La Terrasse

"La culture est une résistance à la distraction" Pasolini

Théâtre - Critique

Labiche

Labiche - Critique sortie Théâtre
© Marion Stalens Un père et sa fille (Thierry Gimenez et Romane Bohringer) : des tempéraments vifs… qui régalent le spectateur.

Publié le 10 avril 2011 - N° 187

29 degrés à l’ombre / Embrassons-nous, Folleville !
Pierre Pradinas orchestre avec brio deux délicieuses courtes pièces de Labiche, fraîches et piquantes, où le jeu des acteurs déploie un sens de l’exagération bien senti.
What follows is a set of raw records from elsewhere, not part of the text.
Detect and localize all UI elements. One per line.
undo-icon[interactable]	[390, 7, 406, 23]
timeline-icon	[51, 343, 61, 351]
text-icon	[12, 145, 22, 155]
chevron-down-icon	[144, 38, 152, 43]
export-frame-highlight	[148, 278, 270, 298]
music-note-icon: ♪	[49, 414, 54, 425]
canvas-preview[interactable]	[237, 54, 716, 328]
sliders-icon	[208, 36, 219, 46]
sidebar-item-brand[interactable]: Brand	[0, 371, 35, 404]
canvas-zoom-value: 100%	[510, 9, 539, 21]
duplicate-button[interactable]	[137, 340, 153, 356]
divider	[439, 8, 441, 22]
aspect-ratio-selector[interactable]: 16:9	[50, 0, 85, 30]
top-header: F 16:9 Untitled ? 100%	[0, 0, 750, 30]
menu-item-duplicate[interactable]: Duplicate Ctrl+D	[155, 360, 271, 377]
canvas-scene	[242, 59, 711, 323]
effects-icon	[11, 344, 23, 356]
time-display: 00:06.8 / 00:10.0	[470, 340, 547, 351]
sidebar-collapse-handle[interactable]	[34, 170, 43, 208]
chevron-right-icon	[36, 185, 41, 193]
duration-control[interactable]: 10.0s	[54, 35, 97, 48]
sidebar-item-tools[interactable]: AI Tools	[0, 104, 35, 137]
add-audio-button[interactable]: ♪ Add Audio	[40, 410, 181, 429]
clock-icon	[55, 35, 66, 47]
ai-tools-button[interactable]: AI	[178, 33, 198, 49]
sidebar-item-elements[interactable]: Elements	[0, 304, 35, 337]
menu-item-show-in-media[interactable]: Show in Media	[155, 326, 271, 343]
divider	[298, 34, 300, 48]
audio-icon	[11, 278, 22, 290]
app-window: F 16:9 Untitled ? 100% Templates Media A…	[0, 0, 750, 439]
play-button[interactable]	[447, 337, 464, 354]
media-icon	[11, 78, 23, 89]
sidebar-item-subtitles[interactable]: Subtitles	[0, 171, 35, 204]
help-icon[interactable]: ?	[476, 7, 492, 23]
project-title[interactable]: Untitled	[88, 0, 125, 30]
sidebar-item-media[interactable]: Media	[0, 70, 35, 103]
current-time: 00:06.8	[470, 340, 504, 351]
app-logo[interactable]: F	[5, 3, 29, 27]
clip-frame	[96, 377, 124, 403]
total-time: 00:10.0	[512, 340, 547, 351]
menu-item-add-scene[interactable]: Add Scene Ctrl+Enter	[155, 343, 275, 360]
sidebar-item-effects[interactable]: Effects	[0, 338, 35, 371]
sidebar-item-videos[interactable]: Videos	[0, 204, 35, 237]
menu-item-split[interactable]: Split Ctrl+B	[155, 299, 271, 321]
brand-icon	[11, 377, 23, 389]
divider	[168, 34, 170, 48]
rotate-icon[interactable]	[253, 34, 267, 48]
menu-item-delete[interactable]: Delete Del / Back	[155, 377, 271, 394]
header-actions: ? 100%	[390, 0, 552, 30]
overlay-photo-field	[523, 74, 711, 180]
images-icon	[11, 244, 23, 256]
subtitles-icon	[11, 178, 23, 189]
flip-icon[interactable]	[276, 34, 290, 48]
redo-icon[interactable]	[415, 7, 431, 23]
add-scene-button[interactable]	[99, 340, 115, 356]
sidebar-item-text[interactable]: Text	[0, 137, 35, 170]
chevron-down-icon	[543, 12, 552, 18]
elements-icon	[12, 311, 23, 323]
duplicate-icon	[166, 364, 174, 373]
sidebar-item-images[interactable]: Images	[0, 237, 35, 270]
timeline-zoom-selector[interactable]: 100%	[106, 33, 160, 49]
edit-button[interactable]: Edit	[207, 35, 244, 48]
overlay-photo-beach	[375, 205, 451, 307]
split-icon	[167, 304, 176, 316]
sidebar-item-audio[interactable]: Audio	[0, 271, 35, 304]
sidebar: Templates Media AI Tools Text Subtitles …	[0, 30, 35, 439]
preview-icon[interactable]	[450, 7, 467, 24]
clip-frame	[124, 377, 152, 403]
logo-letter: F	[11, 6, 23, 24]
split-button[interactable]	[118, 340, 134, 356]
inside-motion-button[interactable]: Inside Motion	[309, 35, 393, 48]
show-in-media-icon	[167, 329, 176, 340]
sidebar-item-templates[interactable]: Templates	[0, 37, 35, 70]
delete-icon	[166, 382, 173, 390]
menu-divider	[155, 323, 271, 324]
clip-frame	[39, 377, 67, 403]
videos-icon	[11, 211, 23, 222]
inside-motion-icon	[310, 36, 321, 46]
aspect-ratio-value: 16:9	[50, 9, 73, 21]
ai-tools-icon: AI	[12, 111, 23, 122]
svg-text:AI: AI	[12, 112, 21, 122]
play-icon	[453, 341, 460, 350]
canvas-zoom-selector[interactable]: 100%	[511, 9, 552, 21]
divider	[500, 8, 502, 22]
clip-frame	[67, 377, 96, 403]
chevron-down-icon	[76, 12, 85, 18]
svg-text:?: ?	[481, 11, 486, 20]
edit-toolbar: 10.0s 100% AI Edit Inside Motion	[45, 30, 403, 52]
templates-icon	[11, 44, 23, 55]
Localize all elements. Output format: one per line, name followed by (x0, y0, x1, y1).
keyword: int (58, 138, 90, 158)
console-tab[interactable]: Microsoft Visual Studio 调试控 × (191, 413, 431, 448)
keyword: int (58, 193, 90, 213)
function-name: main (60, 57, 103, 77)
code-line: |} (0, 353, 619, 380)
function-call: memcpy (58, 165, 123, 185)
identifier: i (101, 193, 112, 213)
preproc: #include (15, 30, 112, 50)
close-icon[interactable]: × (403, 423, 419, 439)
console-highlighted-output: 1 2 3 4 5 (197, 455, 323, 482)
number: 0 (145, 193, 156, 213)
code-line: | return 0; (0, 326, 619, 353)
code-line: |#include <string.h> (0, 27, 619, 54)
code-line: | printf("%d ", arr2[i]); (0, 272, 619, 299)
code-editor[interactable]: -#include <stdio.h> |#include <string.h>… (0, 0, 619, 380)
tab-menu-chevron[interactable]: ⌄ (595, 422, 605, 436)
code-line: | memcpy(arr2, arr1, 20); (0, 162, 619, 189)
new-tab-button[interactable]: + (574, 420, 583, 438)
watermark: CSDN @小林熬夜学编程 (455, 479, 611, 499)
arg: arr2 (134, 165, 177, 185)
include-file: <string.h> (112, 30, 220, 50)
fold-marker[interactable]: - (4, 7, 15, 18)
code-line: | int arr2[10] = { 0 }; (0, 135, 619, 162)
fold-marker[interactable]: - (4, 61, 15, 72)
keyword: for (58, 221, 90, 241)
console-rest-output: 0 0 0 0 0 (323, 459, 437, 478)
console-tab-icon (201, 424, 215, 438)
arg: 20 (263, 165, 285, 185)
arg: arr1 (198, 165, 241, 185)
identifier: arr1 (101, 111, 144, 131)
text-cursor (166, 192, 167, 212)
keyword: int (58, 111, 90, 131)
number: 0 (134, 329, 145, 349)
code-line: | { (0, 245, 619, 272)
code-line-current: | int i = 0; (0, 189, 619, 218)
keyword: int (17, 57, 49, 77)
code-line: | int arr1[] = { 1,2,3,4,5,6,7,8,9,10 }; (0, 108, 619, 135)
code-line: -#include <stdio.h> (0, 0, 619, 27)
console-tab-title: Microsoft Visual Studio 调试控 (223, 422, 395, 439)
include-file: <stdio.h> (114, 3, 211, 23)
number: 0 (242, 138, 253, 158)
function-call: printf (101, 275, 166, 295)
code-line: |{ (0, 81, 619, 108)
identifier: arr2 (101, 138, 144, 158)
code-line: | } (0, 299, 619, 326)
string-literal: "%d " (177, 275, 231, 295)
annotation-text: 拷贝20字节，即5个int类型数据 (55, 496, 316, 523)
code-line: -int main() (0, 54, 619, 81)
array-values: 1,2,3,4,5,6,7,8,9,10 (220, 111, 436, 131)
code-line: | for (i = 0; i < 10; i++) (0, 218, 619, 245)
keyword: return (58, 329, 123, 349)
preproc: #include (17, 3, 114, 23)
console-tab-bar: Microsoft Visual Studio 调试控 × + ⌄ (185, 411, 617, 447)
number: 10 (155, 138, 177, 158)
Pierre Pradinas nous convie à deux savoureuses courtes pièces de Labiche, de véritables parties de plaisir, fraîches, aériennes, allègres… Une scénographie astucieuse, des personnages impeccablement interprétés, et surtout une façon de jouer en complicité avec le public avec un soupçon de distance amusée et un sens de l’exagération toujours bien senti, en évitant une illustration plate et un réalisme conformiste. Ce parti pris crée une ambiance singulière, particulièrement réussie, – qu’elle soit feutrée comme dans la première pièce ou alors follement débridée comme dans la seconde -, et laisse voir tout le plaisir du jeu qui donne sens avec maestria à la verve comique de Labiche, à une peinture de mœurs critique et burlesque. Le metteur en scène confie avoir pensé à Chaplin à cause de l’élément fantasque qui fait dérailler la routine, on a aussi pensé à Jacques Tati pour la saveur des portraits et le comique des relations, empreint d’une forme d’absurde dérision et de naïveté.

Le défouloir s’enclenche

Parmi les quelque 170 pièces écrites par Labiche, ces deux-là, l’une écrite au début (1850) et l’autre à la fin (1873) de sa carrière, sont particulières, la première se passe en extérieur et la seconde voyage jusqu’au XVIIIe siècle. 29 degrés à l’ombre installe les protagonistes dans le calme alangui et routinier d’un dimanche à la campagne, avec écran de ciel bleu. Les Pomadour reçoivent, et outre les amis habituels se présente un nouveau venu, qui embrasse la maîtresse de maison. L’affront ne sera pas lavé par un duel, mais lâchement monnayé. « Il fait joliment chaud » et Pierre Pradinas a la bonne idée de bien faire sentir la langueur de l’ennui, dans une société menée par… l’argent ! Quelle cruauté pour l’épouse qui rêvait de voir enfin son mari manifester son amour… Changement de décor à vue. On intègre un intérieur kitsch sous Louis XV avec vases fleuris, comédiens perruqués et maquillés en costumes d’époque. Un père veut marier sa fille à Folleville. Les jeunes gens ne s’aiment pas, leur cœur est conquis par quelqu’un d’autre. La colère du père, la révolte de la fille, l’aplomb intrusif du second prétendant, et le défouloir s’enclenche, la vaisselle cassée finit par recouvrir le plateau. Des chansons interprétées en play-back ajoutent au ressort comique. Les comédiens, qui ont pour la plupart l’habitude de travailler en complicité avec Pierre Pradinas, sont parfaits, et le passage d’un rôle à l’autre est un régal : Romane Bohringer donne à son jeu un relief précis et savoureux, de même que Thierry Gimenez, Gérard Chaillou, Gabor Rassov et Matthieu Rozé.

Agnès Santi


Labiche 29 degrés à l’ombre et Embrassons-nous, Folleville ! du 10 mars au 10 avril, du mardi au samedi à 20h30 sauf jeudi à 19h30, dimanche à 16h, au Théâtre de La tempête, Cartoucherie, 75012 Paris. Tél : 01 43 28 36 36. Durée 1h40.